Tito Puente, "Pachito Eche"
"His music really takes me on a journey, I love it. It always makes me feel like being on holidays!"
Radiohead, "No Surprises"
"Can you believe the version of the song on the album is the first take recorded? From the album that I think definitely established Radiohead as one of the most inventive and rewarding guitar rock bands of the '90s"
The Killers, "Human"
"I love the lyrics and they are such a melodic band. Brandon [Flowers] is also a great front man."
"I love this because it was the track that got me into techno."
Gustav Holst, "Mars Bringer of War Opus 32: 1" from "The Planets"
"`The Planets' is for me some of the most beautiful and emotionally packed music ever written. Much of modern day movie music is actually based on `The Planets.' The movement of `Mars' is very powerful. Besides the agitated percussive nature of the supporting music behind the melody, the 5/4 time signature gives the listener an added sense of unease. It feels like you are on the front lines, about to go to war with some mythical army of the gods."
Nine Inch Nails, "The Perfect Drug" from the soundtrack to the movie "Lost Highway"
"Trent Reznor is, in my book, a genius. His ability to combine elements electro, techno, backbeat, drum and bass and downtempo all in the same song and so seamlessly is the mark of a brilliant musical mind."

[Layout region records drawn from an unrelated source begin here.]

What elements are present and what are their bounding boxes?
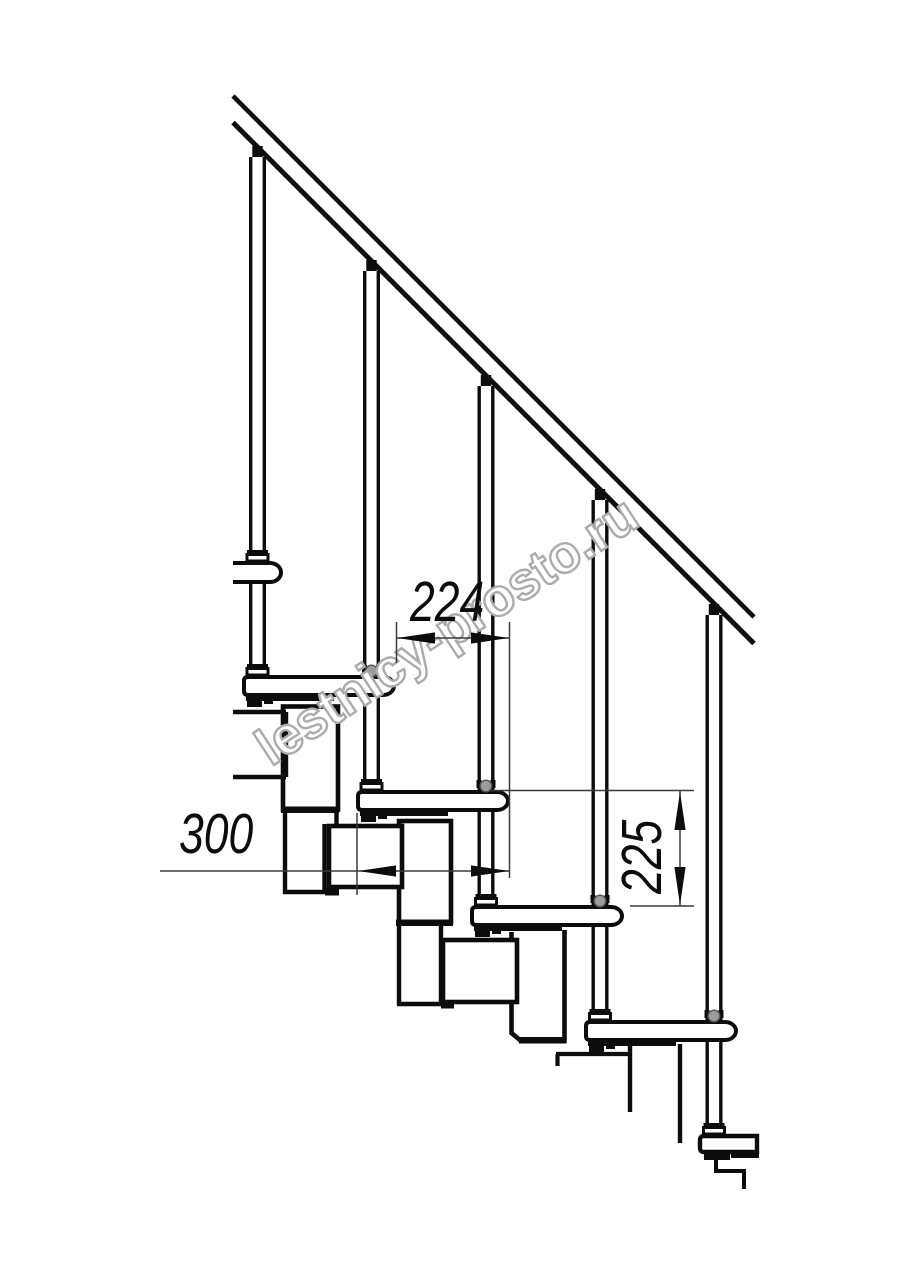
svg-text:224: 224: [409, 570, 484, 634]
svg-text:225: 225: [610, 819, 674, 895]
svg-text:300: 300: [179, 802, 253, 866]
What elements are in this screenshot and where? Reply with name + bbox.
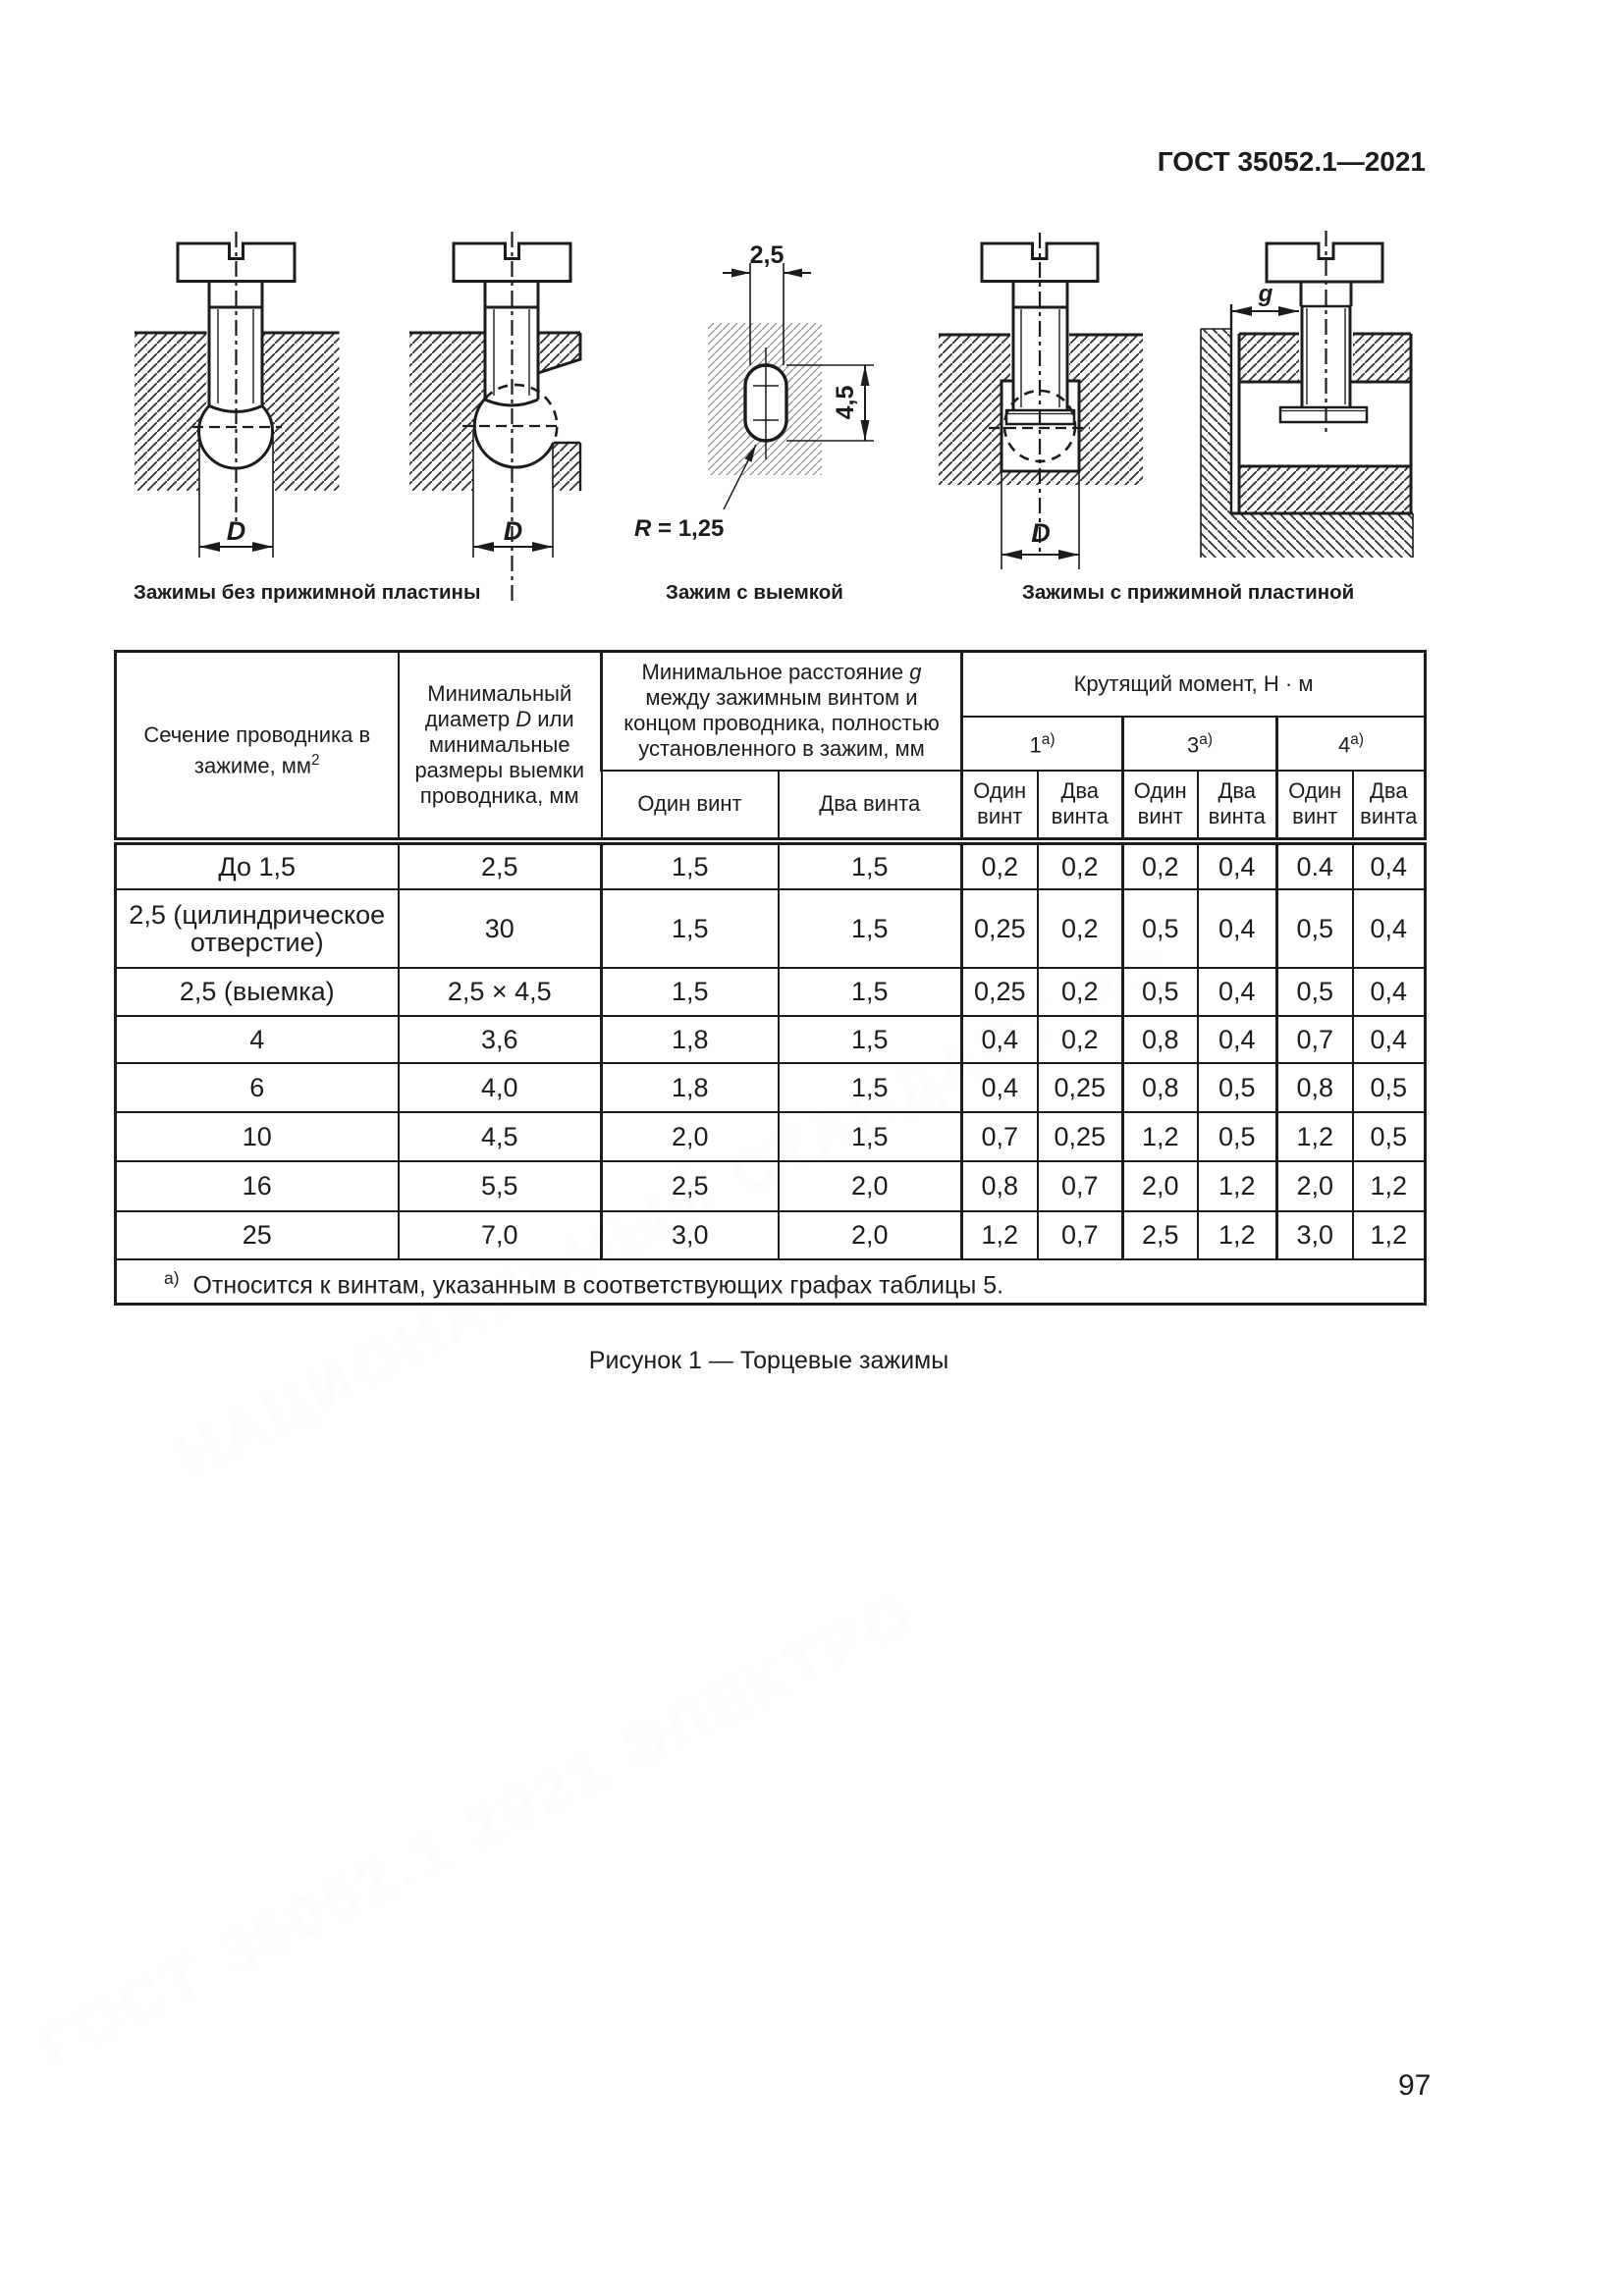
svg-text:2,5: 2,5: [750, 241, 785, 269]
svg-text:4,5: 4,5: [832, 386, 859, 420]
svg-text:R = 1,25: R = 1,25: [634, 515, 724, 542]
svg-text:g: g: [1258, 281, 1273, 307]
svg-text:D: D: [1031, 518, 1051, 548]
svg-text:D: D: [504, 516, 523, 546]
svg-text:D: D: [227, 516, 246, 546]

The Postal Service, "Such Great Heights"
"Postal Service is a very creative minimalist electro group with a poetic melancholy that belies the upbeat nature of the tracks. Quite romantic."
Luciano Pavarotti, "Che Gelida Manina" from Puccini's opera "La Boheme"

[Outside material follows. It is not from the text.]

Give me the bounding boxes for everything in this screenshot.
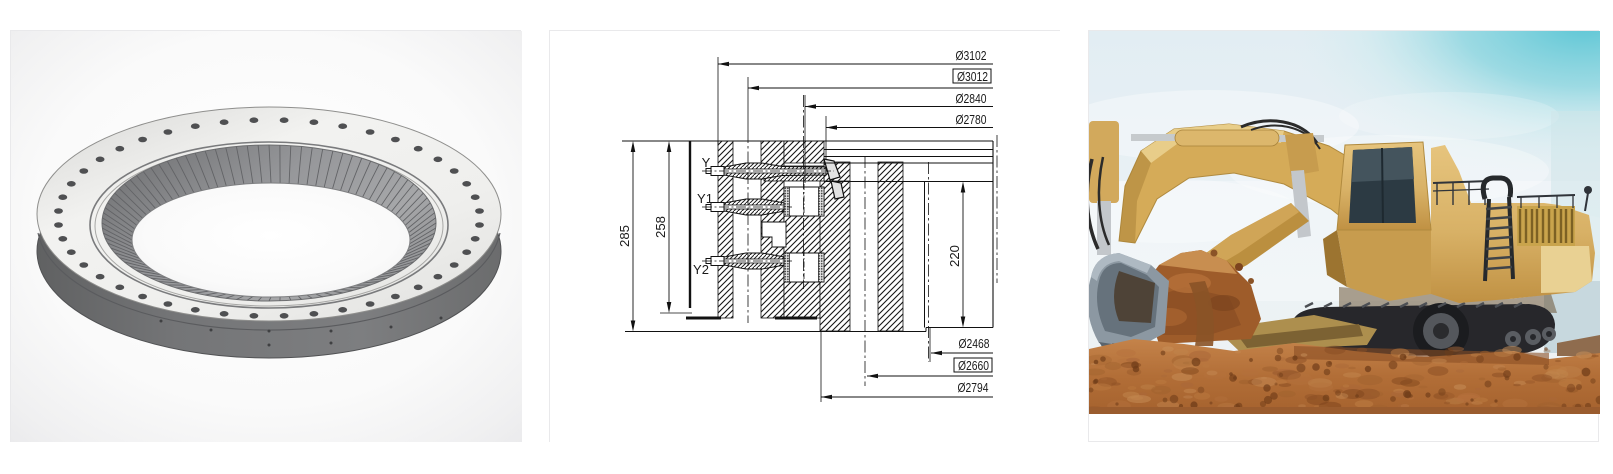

" This was the track that inspired me to become an opera singer. Pavarotti's voice was and still is one of the greatest ever recorded and when I first heard a recording of his in 1992, it threw a bucket of gasoline on the opera fire that was already in my soul."
Queen, "Who Wants to Live Forever"
"One of the most powerful groups ever.. They create such great moods and drama. I don't think there is ANY song from Queen I don't like!"
Tom Jones, "Love Me Tonight"
" I really think Tom Jones is one of the greatest singers of all time, and I love his stage manner. It's very hard to pick just one song but `Love Me Tonight' has such a great melody."
Innocence, "The Show Must Go On"
"Also because of my love of Queen, but this interpretation of the Show Must Go On by my ex wife Geraldine Larossa is really dramatic. She's a very talented singer and I produced the album its on so I'm quite proud of it."
Michael Jackson, "Billie Jean"
"I think everyone must have a favorite Michael Jackson track. I like all the earlier songs, it's classic `80s to me. Billie Jean is such a signature song and I have a lot of fond memories when hearing it."
Duran Duran, "A View To A Kill"
"What a classic band, and this track is also one of my favorite James Bond film themes."